Remy ran for it, and thank God, it was Eberstadt. Relief flooded through me, as I went to meet him.

“You’re Heller?” he asked, stepping inside, a tall, well-tailored, square-jawed handsome man of around sixty with the look of a former athlete and hair the color of burnished steel.

I said I was Heller, and we shook hands, and I took him aside and whispered, “He’s talking suicide. I’m out of my depth here, Mr. Eberstadt. He’s your friend-help him.”

He nodded gravely, said, “Thanks for standing watch.”

From where we stood, we could see into the living room where Forrestal sat, having again lapsed into a sort of trance, now holding the empty bowl in his hands, staring into it.

“Where’s his valet?” Eberstadt asked.

“Has the week off, ’cause of the Florida trip. The houseboy’s around somewhere.”

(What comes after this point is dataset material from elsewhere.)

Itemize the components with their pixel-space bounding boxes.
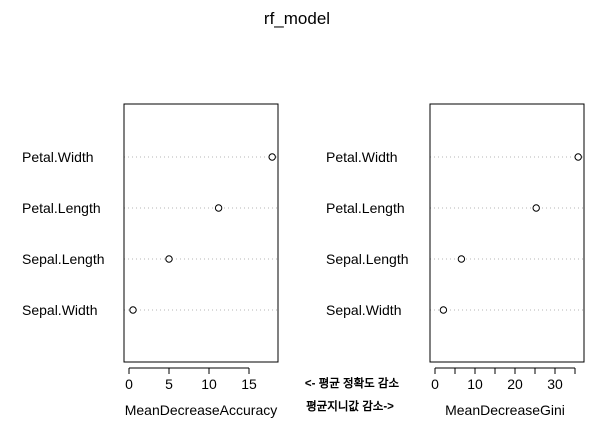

“Would you find Remy and have him pack a bag for James, some sports clothes and the like, maybe round up his golf clubs. I’m going to get him to Hobe Sound, where he can rest in the sunshine, in the company of close friends.”

I shook my head. “Anything you say, but I think he’s a little past the vacation stage. He needs medication, and he needs supervision-away from sharp objects.”

“I appreciate your advice, but please do as I ask.”

“Sure,” I said, and I found Remy in his quarters and sent him on his mission. Then I slipped into Forrestal’s study, got out my wallet, found the slip of paper I’d been given by Frank J. Wilson and used the phone.

“Chief Baughman,” I said to the head of the Secret Service, “you wanted me to call if something interesting developed?”